Era um mistura de várias castas, entre elas galego dourado, que eu desconhecia na altura. Foi um dos primeiros vinhos que provou com mineralidade marcada – aromas de pederneira, de pólvora. Um vinho que me dava muito prazer servir e provar, e um dos que me fez tomar mais atenção aos brancos em Portugal e na região.
Por volta de 2016, o Alfaiate originou um monovarietal de galego dourado. Provei-o ainda sem rótulo, à mesa com o produtor, José Mota Capitão, e uns amigos. Um vinho fenomenal que mostrou ainda mais a qualidade desta casta, nesta zona, feita por esta pessoa.
Periquita 1964, José Maria da Fonseca
Tive a sorte de me oferecer uma garrafa, que abriu numa noite de Inverno com amigos, em casa, em 2015. Mostrou-se fantasticamente bem. Já com notas terciárias de couro, de chão de bosque, mas ainda tinha fruta, o que é incrível. Ainda tinha aromas de fruta silvestre, de menta. Era altamente prazeroso, o que é muito difícil para um vinho com esta idade. Esse foi o meu primeiro castelão. Ficou-me na memória.
O Periquita foi o vinho que mudou o paradigma do que é um castelão bem feito, com muito cuidado na vinha para evitar a sobreprodução. Hoje o Periquita normal já não é um vinho de guarda, mas o Superyor ainda é um óptimo exemplo do que é um castelão. Ficaria curioso por provar um daqui a 40 anos.
Garrafeira 2012, Quinta do Piloto
É de vinhas muito velhas. Esteve 16 meses em barrica, cinco anos em garrafa, e foi lançado em 2019. Um bom castelão – em paralelo com muitas boas castas – ganha seu potencial máximo com o tempo em garrafa. Em 2019 estava numa forma soberba. Na altura foi uma grande surpresa, os monovarietais de castelão eram bons, mas ainda não me tinham descoberto tanto assim. Estava a provar um vinho com sete anos cheio de vida, cheio de fruta, parecia ter sido engarrafado há um ano ou dois. Isto é normal dos grandes, grandes vinhos. Tanta jovialidade, tanta fruta, tanta intensidade, mas já com toques que não aparecem quando o vinho é muito novo.

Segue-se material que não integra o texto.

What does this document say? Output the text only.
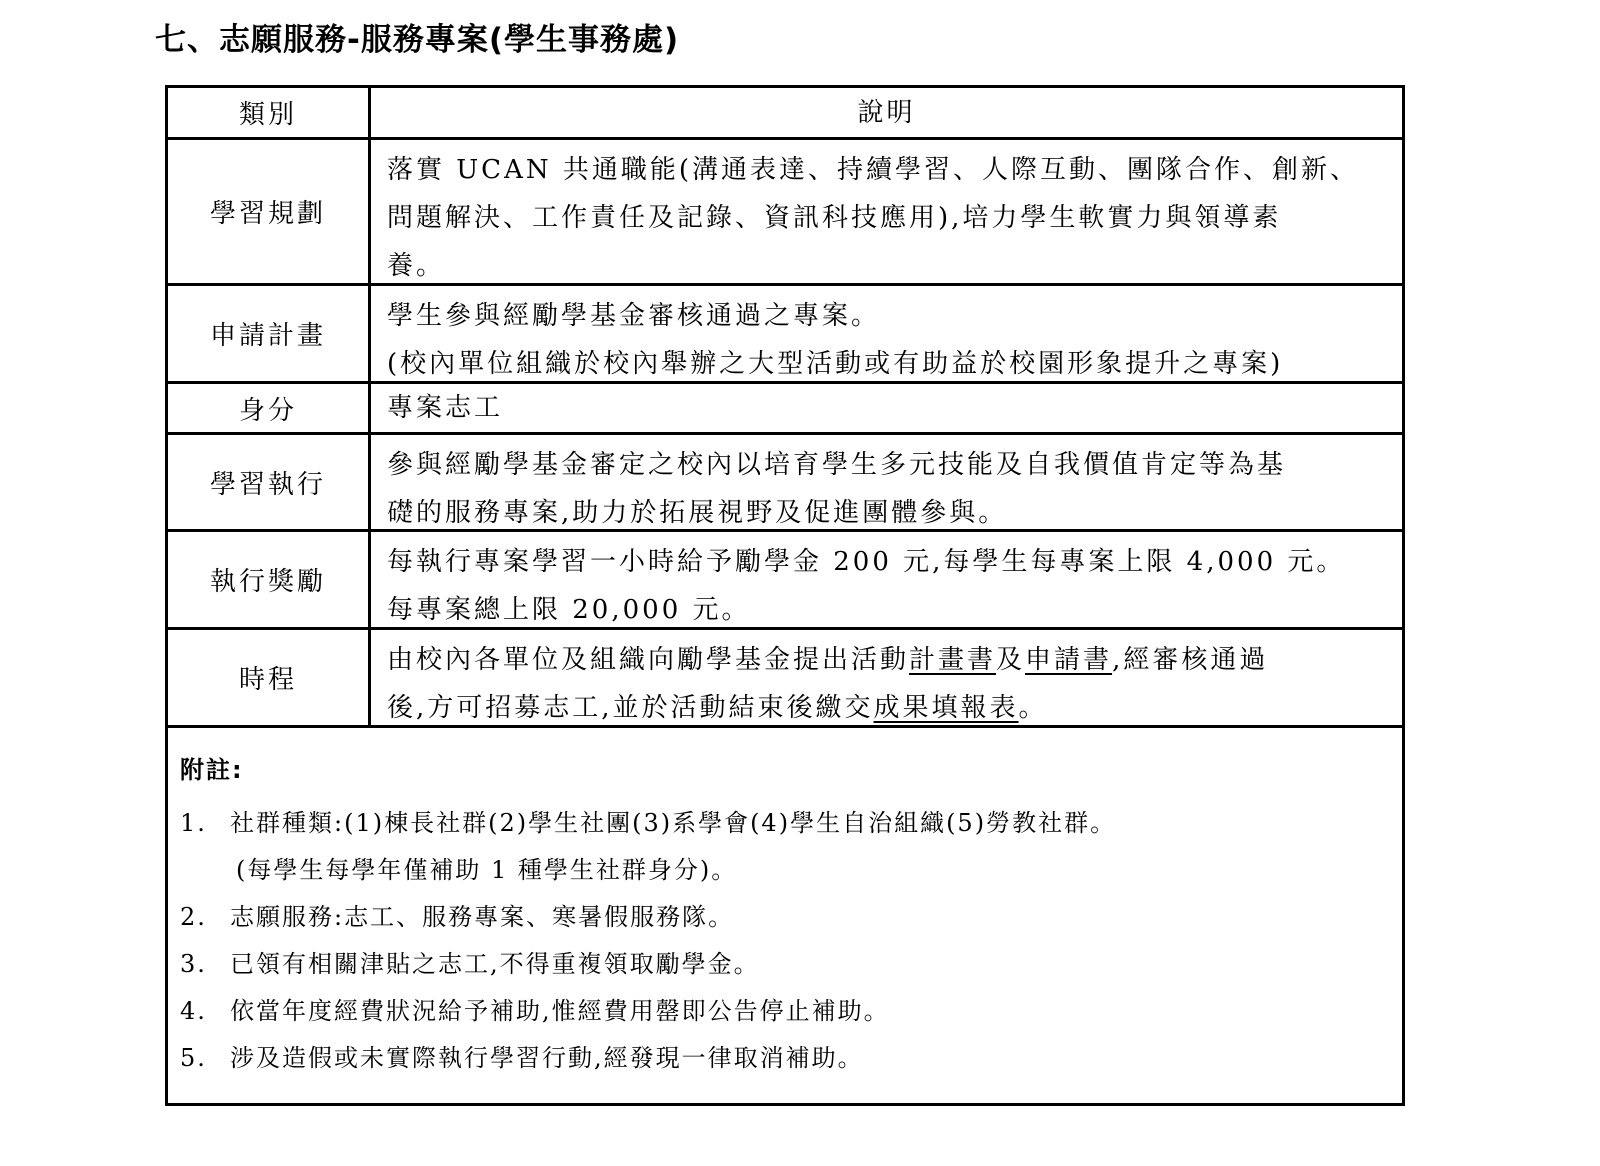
七、志願服務-服務專案(學生事務處)
類別	說明
學習規劃
落實 UCAN 共通職能(溝通表達、持續學習、人際互動、團隊合作、創新、
問題解決、工作責任及記錄、資訊科技應用),培力學生軟實力與領導素
養。
申請計畫
學生參與經勵學基金審核通過之專案。
(校內單位組織於校內舉辦之大型活動或有助益於校園形象提升之專案)
身分	專案志工
學習執行
參與經勵學基金審定之校內以培育學生多元技能及自我價值肯定等為基
礎的服務專案,助力於拓展視野及促進團體參與。
執行獎勵
每執行專案學習一小時給予勵學金 200 元,每學生每專案上限 4,000 元。
每專案總上限 20,000 元。
時程
由校內各單位及組織向勵學基金提出活動計畫書及申請書,經審核通過
後,方可招募志工,並於活動結束後繳交成果填報表。
附註:
1. 社群種類:(1)棟長社群(2)學生社團(3)系學會(4)學生自治組織(5)勞教社群。
(每學生每學年僅補助 1 種學生社群身分)。
2. 志願服務:志工、服務專案、寒暑假服務隊。
3. 已領有相關津貼之志工,不得重複領取勵學金。
4. 依當年度經費狀況給予補助,惟經費用罄即公告停止補助。
5. 涉及造假或未實際執行學習行動,經發現一律取消補助。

A Quinta do Piloto apostou num vinho que decidiu guardar e levou-o para o mercado já guardado. É um factor muito importante, porque nem o cliente nem os restaurantes têm oportunidade de guardar vinhos. Ou já vem com alguma idade, e o cliente paga essa idade, ou é consumido muito jovem e nunca chega a mostrar todo o seu potencial.

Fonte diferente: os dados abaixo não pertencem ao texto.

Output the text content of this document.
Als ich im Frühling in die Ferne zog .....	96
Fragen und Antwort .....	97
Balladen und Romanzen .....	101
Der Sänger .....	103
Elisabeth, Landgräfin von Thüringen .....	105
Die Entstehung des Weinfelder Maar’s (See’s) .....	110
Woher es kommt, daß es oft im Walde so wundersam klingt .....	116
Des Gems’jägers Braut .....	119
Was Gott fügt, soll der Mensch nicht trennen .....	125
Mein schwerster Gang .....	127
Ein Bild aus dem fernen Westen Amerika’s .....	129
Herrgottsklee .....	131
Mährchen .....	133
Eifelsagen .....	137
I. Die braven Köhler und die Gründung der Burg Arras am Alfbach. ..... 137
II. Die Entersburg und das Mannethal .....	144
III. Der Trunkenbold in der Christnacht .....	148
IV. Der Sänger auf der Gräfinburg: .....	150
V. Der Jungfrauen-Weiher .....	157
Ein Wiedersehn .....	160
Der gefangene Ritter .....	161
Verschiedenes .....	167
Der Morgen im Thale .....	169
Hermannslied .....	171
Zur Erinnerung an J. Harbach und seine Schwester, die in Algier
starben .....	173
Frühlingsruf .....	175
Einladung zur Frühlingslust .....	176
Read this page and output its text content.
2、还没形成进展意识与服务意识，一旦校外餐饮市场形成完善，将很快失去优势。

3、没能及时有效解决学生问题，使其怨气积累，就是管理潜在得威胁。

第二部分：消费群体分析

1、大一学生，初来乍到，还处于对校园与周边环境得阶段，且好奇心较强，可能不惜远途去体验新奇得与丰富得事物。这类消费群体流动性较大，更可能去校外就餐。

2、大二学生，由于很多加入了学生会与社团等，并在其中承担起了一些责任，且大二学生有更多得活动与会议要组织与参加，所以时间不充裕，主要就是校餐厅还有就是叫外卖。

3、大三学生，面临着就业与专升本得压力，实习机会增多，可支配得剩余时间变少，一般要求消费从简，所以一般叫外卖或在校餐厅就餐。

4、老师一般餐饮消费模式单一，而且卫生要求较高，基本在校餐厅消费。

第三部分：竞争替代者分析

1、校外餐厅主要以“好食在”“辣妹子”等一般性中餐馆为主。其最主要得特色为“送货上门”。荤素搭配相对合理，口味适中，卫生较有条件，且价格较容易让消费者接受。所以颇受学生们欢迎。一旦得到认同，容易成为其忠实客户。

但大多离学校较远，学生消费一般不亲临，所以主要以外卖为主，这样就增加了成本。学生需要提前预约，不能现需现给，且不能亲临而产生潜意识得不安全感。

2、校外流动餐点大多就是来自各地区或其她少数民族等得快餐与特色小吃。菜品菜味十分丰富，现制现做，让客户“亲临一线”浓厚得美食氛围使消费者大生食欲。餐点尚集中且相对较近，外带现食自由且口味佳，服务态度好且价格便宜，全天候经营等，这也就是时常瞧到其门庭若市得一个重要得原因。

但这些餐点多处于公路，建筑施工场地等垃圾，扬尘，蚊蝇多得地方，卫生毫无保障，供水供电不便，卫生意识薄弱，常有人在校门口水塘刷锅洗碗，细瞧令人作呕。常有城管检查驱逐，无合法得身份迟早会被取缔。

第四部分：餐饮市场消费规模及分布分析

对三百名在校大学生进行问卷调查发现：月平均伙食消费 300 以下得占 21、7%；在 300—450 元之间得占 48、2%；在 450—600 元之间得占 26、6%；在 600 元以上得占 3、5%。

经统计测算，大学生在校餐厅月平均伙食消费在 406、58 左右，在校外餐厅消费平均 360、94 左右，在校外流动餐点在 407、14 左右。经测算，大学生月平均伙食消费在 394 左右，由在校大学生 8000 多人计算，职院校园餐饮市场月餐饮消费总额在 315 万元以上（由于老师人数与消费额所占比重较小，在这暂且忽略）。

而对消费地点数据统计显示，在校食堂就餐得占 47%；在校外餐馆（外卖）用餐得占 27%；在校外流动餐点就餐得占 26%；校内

Trilogia / Torna-Viagem, José Maria da Fonseca
No Moscatel, como em qualquer bom fortificado, a idade é importante. O trabalho feito por José Maria da Fonseca é de extrema importância para a prova da capacidade de envelhecimento e para o incremento da qualidade.
Há dois que me marcaram imenso. O Trilogia, que é um mistura de 1900, 1934 e 1965. Custava cento-e-tal euros, mesmo assim muito barato para o vinho que era, hoje ronda os 300, altamente justificáveis. É um vinho que muda completamente o paradigma do que pode ser um moscatel de Setúbal.
O outro é o Torna-Viagem, que só o provei duas vezes. É um nicho dentro dos moscatéis, poucas pessoas o provaram. Inicialmente nasceu por ter sido transportado para o Brasil e regressado a Portugal. A ida e a volta mudaram não, não apenas as diferenças de variação, de temperatura, mas o fato de estar em constante movimento no barco. Décadas mais tarde, estava fantástico. Hoje continua a haver vinhos que vão e voltam, para que esta história se continue a contar.
É claro que existem outros moscatéis importantes e não precisamos de gastar 300 euros numa garrafa para ter um moscatel extraordinário. Há moscatéis com 5, 10, 20 anos que são fenomenais e que custam bem menos.
Depoimento recolhido e editado por João Mestre
Este artigo foi publicado no n.º 8 da revista Solo.